Donner à un enfant un logement dont on est propriétaire (ou les fonds nécessaires à cet achat) reste, bien sûr, la façon la plus généreuse de l’aider à se loger.

Mais dès lors qu’il s’agit de donner un bien immobilier, l’intervention du notaire devient indispensable. Il pourra également vous conseiller et vous orienter en fonction de votre situation familiale et patrimoniale (en vous suggérant de rédiger une clause particulière dans votre donation, par exemple). Il pourra surtout vous expliquer en détail les conséquences de votre geste généreux sur votre succession à venir, comme, par exemple, les règles plutôt complexes relatives au « rapport » des donations.
Faut-il passer par un notaire pour donner un logement à un enfant ?
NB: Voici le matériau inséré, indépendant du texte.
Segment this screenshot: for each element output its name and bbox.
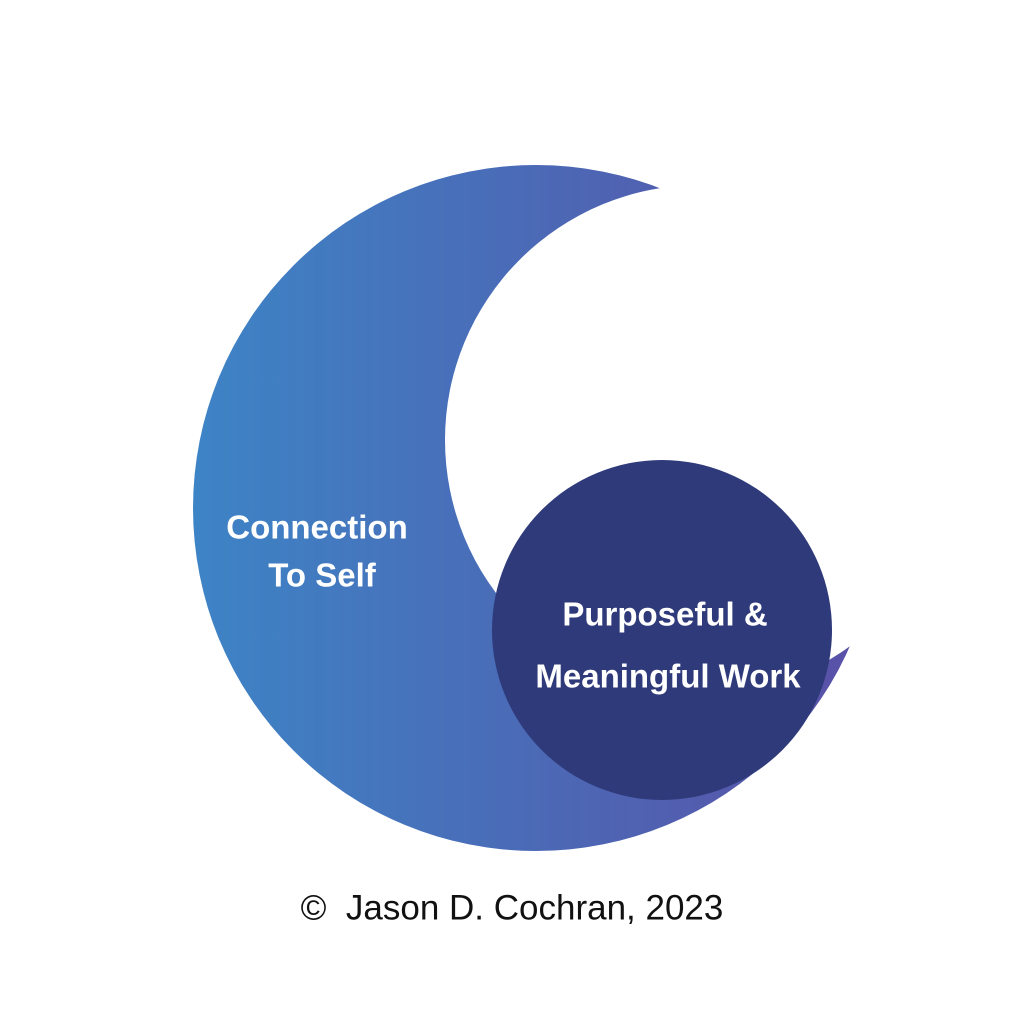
right-label: Purposeful & (562, 596, 767, 633)
left-label: Connection (226, 509, 407, 546)
copyright: © Jason D. Cochran, 2023 (301, 888, 724, 927)
left-label: To Self (268, 557, 377, 594)
right-label: Meaningful Work (535, 658, 801, 695)
work-circle (492, 460, 832, 800)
La donation d’un bien immobilier doit obligatoirement être passée devant notaire. Bien entendu, l’acte notarié à un coût. Pour l’essentiel, il est constitué par la rémunération du notaire. L’acte de donation notarié contient généralement diverses dispositions permettant d’atténuer le caractère irrévocable de la donation. Par exemple, la « clause de retour conventionnel » qui permet de faire revenir le bien donné dans le patrimoine du donateur si, par malheur, le donataire décédait avant lui sans laisser de descendant ; ou encore la clause « d’interdiction d’aliéner et d’hypothéquer », qui empêche le donataire de disposer du bien (il ne peut ni le vendre ni le donner) ou encore de l’hypothéquer sans votre accord. Notez enfin que lorsque la donation porte sur une somme d’argent, vous pouvez prévoir l’obligation pour le donataire d’employer les fonds à acheter un bien immobilier.
La donation bénéficie-t-elle d’un régime fiscal favorable ?
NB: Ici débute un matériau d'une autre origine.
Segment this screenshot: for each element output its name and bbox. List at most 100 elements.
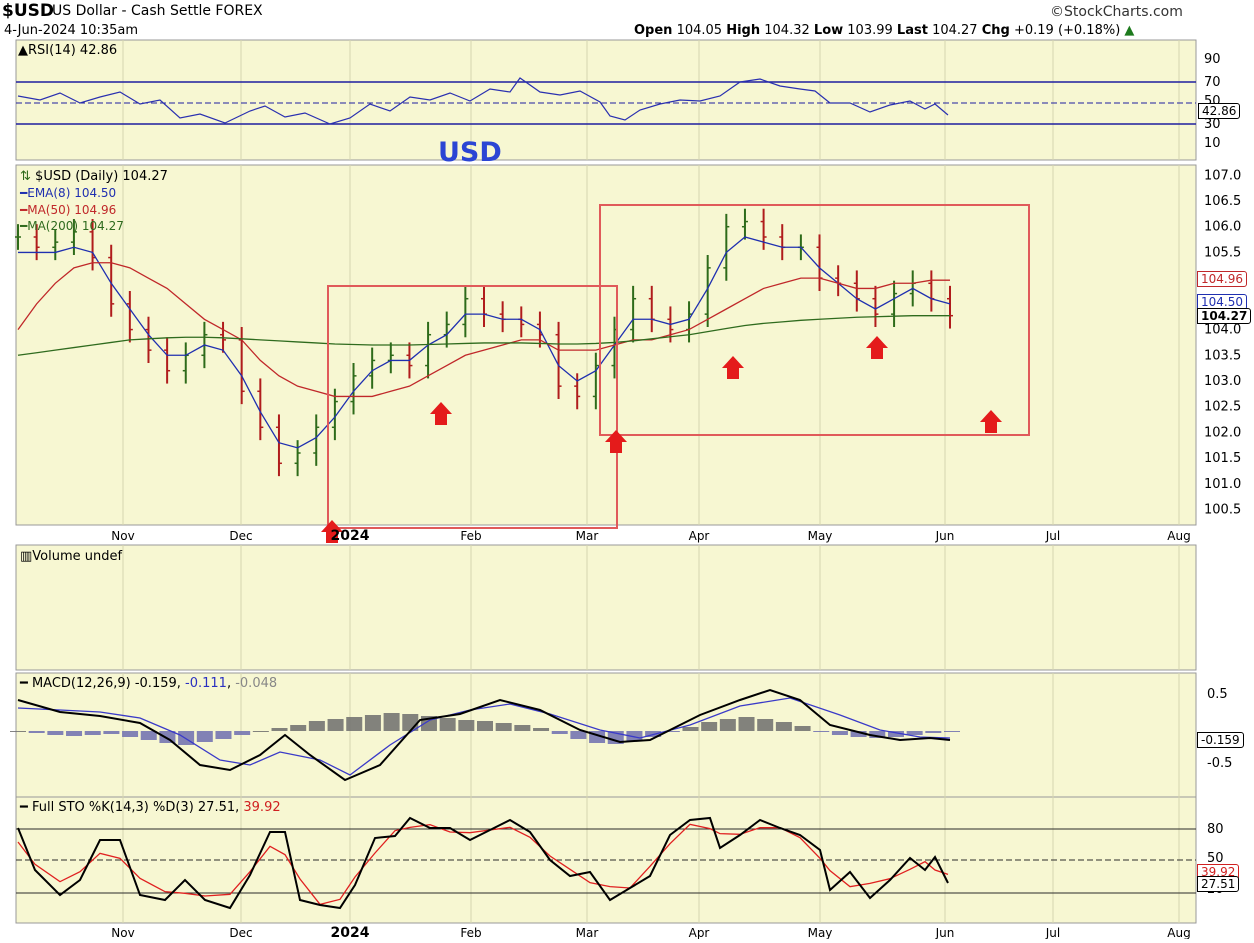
- rsi-tick: 90: [1204, 52, 1221, 67]
- low-label: Low: [813, 23, 844, 38]
- macd-hist-bar: [458, 720, 475, 731]
- ema-badge: 104.50: [1197, 294, 1247, 310]
- x-axis-label-bottom: Aug: [1167, 926, 1190, 939]
- price-tick: 101.0: [1204, 477, 1241, 492]
- ema8-line: [18, 236, 951, 449]
- volume-panel: [15, 544, 1197, 671]
- usd-annotation: USD: [438, 137, 502, 168]
- ema-legend: ━EMA(8) 104.50: [20, 186, 117, 200]
- macd-tick: 0.5: [1207, 687, 1228, 702]
- price-tick: 103.5: [1204, 348, 1241, 363]
- macd-hist-bar: [738, 717, 755, 731]
- up-arrow-icon: [321, 520, 343, 543]
- ma50-legend: ━MA(50) 104.96: [20, 203, 117, 217]
- ma200-legend-text: MA(200) 104.27: [27, 219, 124, 233]
- rsi-tick: 30: [1204, 117, 1221, 132]
- x-axis-label: Dec: [229, 529, 252, 543]
- x-axis-label-bottom: Jul: [1045, 926, 1060, 939]
- datetime: 4-Jun-2024 10:35am: [4, 23, 138, 38]
- x-axis-label: Apr: [689, 529, 710, 543]
- up-arrow-icon: [722, 356, 744, 379]
- price-tick: 106.5: [1204, 194, 1241, 209]
- macd-hist-bar: [794, 726, 811, 731]
- macd-hist-bar: [944, 731, 960, 732]
- price-tick: 101.5: [1204, 451, 1241, 466]
- annotation-box-left: [327, 285, 618, 529]
- instrument-name: US Dollar - Cash Settle FOREX: [52, 3, 263, 19]
- price-tick: 107.0: [1204, 168, 1241, 183]
- macd-hist-bar: [514, 725, 531, 731]
- high-value: 104.32: [764, 23, 810, 38]
- macd-hist-bar: [84, 731, 101, 735]
- price-title-text: $USD (Daily) 104.27: [35, 169, 168, 184]
- x-axis-label: Jun: [935, 529, 955, 543]
- ma200-line: [17, 315, 950, 356]
- last-value: 104.27: [932, 23, 978, 38]
- x-axis-label: May: [808, 529, 833, 543]
- price-title: ⇅ $USD (Daily) 104.27: [20, 169, 168, 184]
- x-axis-label: Feb: [460, 529, 481, 543]
- macd-signal-value: -0.111: [185, 676, 227, 691]
- macd-hist-bar: [906, 731, 923, 735]
- macd-hist-bar: [682, 727, 699, 731]
- macd-hist-bar: [477, 721, 493, 731]
- macd-hist-bar: [364, 715, 381, 731]
- macd-value: -0.159: [134, 676, 177, 691]
- price-tick: 104.0: [1204, 323, 1241, 338]
- brand-logo: ©StockCharts.com: [1050, 4, 1183, 20]
- annotation-box-right: [599, 204, 1030, 436]
- open-label: Open: [634, 23, 673, 38]
- high-label: High: [726, 23, 761, 38]
- macd-hist-bar: [122, 731, 139, 737]
- macd-hist-bar: [196, 731, 213, 742]
- price-tick: 103.0: [1204, 374, 1241, 389]
- last-badge: 104.27: [1197, 308, 1252, 324]
- x-axis-label-bottom: Feb: [460, 926, 481, 939]
- price-tick: 100.5: [1204, 503, 1241, 518]
- macd-hist-bar: [234, 731, 251, 735]
- volume-bars-icon: ▥: [20, 549, 33, 564]
- up-arrow-icon: [430, 402, 452, 425]
- macd-hist-bar: [831, 731, 848, 735]
- macd-hist-bar: [719, 719, 736, 731]
- ma50-badge: 104.96: [1197, 271, 1247, 287]
- x-axis-label-bottom: Apr: [689, 926, 710, 939]
- x-axis-label-bottom: Dec: [229, 926, 252, 939]
- x-axis-label: Jul: [1045, 529, 1060, 543]
- triangle-icon: ▲: [18, 43, 28, 58]
- macd-hist-bar: [252, 731, 269, 732]
- last-label: Last: [896, 23, 928, 38]
- macd-badge: -0.159: [1197, 732, 1244, 748]
- sto-d-line: [17, 823, 949, 906]
- sto-label: ━ Full STO %K(14,3) %D(3) 27.51, 39.92: [20, 800, 281, 815]
- volume-label: ▥Volume undef: [20, 549, 122, 564]
- sto-k-value: 27.51: [197, 800, 236, 815]
- macd-hist-bar: [551, 731, 568, 734]
- macd-hist-bar: [663, 731, 680, 732]
- rsi-tick: 10: [1204, 136, 1221, 151]
- macd-hist-bar: [159, 731, 176, 743]
- volume-label-text: Volume undef: [32, 549, 123, 564]
- macd-hist-bar: [533, 728, 550, 731]
- macd-hist-bar: [701, 722, 718, 731]
- macd-hist-bar: [271, 728, 288, 731]
- macd-hist-bar: [439, 718, 456, 731]
- macd-hist-bar: [757, 719, 774, 731]
- macd-hist-bar: [570, 731, 587, 739]
- rsi-panel: [15, 39, 1197, 161]
- macd-label-text: MACD(12,26,9): [31, 676, 131, 691]
- ma50-legend-text: MA(50) 104.96: [27, 203, 117, 217]
- rsi-tick: 70: [1204, 75, 1221, 90]
- x-axis-label-bottom: Nov: [111, 926, 134, 939]
- ma50-line: [17, 262, 950, 398]
- macd-hist-bar: [327, 719, 344, 731]
- up-arrow-icon: [605, 430, 627, 453]
- up-arrow-icon: [866, 336, 888, 359]
- rsi-badge: 42.86: [1198, 103, 1241, 119]
- macd-hist-bar: [308, 721, 325, 731]
- macd-hist-bar: [925, 731, 942, 733]
- macd-tick: -0.5: [1207, 756, 1232, 771]
- sto-k-line: [17, 816, 949, 910]
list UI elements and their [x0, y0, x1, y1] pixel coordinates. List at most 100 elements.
Une donation faite par un parent à un enfant se voit appliquer un abattement de 100 000 €. Il s’agit d’une somme qui échappe donc totalement au fisc. Des parents peuvent ainsi donner ensemble jusqu’à 200 000 € à chacun de leurs enfants, ou un bien d’une valeur équivalente, en franchise totale de droits de donation. De quoi financer entièrement l’achat d’un premier studio, ou encore donner un sérieux coup de pouce pour l’acquisition d’un logement plus grand. Rappelons, par ailleurs, que la donation d’un bien immobilier n’entraîne pas de taxation au titre des plus-values immobilières. Aussi peut-il être parfois plus judicieux de donner un bien immobilier à votre enfant, qui le revendra et encaissera le prix, plutôt que de vendre vous-même cet immeuble pour donner ensuite les fonds à l’enfant. En effet, cette opération peut engendrer une plus-value taxable. Enfin, lorsque le donateur est soumis à l’impôt de solidarité sur la fortune (ISF), une donation en pleine propriété ou une donation temporaire d’usufruit lui permet de réduire son patrimoine taxable.
Deux époux peuvent-ils donner ensemble un bien appartenant à l’un d’eux ?
Deux époux peuvent donner ensemble à leur enfant un logement (ou tout autre bien) appartenant en fait personnellement à un seul des deux. Tel un bien reçu par héritage ou donation, par exemple, ou un bien acquis avant le mariage. La loi le permet, à condition que la donation soit faite en pleine propriété et qu’elle soit destinée à « doter » l’enfant. Entendez qu’il s’agit de l’aider à démarrer, par exemple à l’occasion de son mariage ou de son entrée dans la vie active (art. 1438 du Code civil). L’intérêt d’une telle disposition ? Minorer les droits de donation éventuels en faisant jouer deux fois l’abattement de 100 000 € (un pour chaque parent, soit 200 000 € au total). Tout se passe donc comme si le bien donné était un bien commun aux deux parents. Si la valeur du logement n’excède pas 200 000 €, la donation ne sera donc pas taxable. On comprend aisément l’intérêt de cette formule : si le bien était donné par le seul parent qui en est propriétaire, l’enfant ne bénéficierait qu’une seule fois de l’abattement de 100 000 €.
Mais attention, l’époux propriétaire du bien ainsi donné devient créancier de son conjoint. Il dispose donc d’une action en indemnité contre lui, égale à la moitié de la valeur de la donation. Si cette créance n’est pas liquidée pendant le mariage, elle devra l’être au décès du premier conjoint.